CVS Health’s bid to buy insurance giant Aetna for $69 billion likely won’t improve the high prescription drug costs facing employers and workers, say healthcare experts familiar with the pharmacy benefit management industry.
The deal is more likely “an information move,” says Brian Tolbert, benefits practice leader for Bernard Health in Nashville, Tenn., who is concerned it would give Aetna an unprecedented view into the prescription histories of CVS customers.
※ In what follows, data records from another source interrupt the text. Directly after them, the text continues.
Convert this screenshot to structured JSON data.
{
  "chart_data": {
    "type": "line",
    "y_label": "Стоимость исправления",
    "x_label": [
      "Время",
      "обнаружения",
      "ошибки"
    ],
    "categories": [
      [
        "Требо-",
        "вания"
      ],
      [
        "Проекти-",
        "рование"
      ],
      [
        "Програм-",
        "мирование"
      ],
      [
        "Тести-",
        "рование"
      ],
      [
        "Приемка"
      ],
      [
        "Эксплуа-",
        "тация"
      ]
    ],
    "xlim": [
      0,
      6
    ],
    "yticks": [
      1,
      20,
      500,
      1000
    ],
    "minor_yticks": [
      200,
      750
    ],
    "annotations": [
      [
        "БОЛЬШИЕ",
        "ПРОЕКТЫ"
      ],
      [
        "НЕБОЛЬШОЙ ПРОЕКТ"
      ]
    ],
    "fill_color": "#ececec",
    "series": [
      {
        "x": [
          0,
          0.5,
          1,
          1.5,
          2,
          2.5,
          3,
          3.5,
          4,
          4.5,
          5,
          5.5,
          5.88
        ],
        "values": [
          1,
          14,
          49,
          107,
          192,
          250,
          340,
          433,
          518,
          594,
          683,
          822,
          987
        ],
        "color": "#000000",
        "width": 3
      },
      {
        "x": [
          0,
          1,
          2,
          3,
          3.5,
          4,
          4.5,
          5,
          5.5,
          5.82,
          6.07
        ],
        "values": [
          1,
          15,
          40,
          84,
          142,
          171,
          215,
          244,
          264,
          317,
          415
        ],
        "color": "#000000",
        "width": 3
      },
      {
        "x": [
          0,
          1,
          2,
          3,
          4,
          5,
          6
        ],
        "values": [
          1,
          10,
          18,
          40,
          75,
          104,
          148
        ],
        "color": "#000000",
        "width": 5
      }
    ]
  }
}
“It will allow them to … skim the cream and go after a healthy membership,” he says, adding that the temptation to market directly to healthy customers would be irresistible.
Additionally, Linda Cahn, founder of Pharmacy Benefit Consultants in Morristown, N.J., feels the proposed merger will do little to address the skyrocketing price of prescription medications. She takes issue with CVS Caremark, the company’s PBM arm, which, like other PBMs, provides little transparency in what it pays for drugs or how it handles rebates from manufacturers, the consultant says.
CVS Health did not respond to a request for comment by publication time. Cahn says she spent many years litigating with PBMs and the companies zealously guarded their purchase arrangements with drug manufacturers.
In fact, benefits consultant Patricia Sorowich, president of PBIRx in Milford, Conn., predicts the proposed deal could raise drug prices. “If you’re an Aetna member, you can expect they’ll push you to CVS and you’ll pay more money for prescriptions.” She also predicts employers may face higher premiums for that reason.
A long road ahead
Tolbert believes the deal will have a hard time passing the anti-trust gatekeepers at the Department of Justice. He expects other insurance carriers and PBMs will start screaming soon in Washington to nix the proposed deal.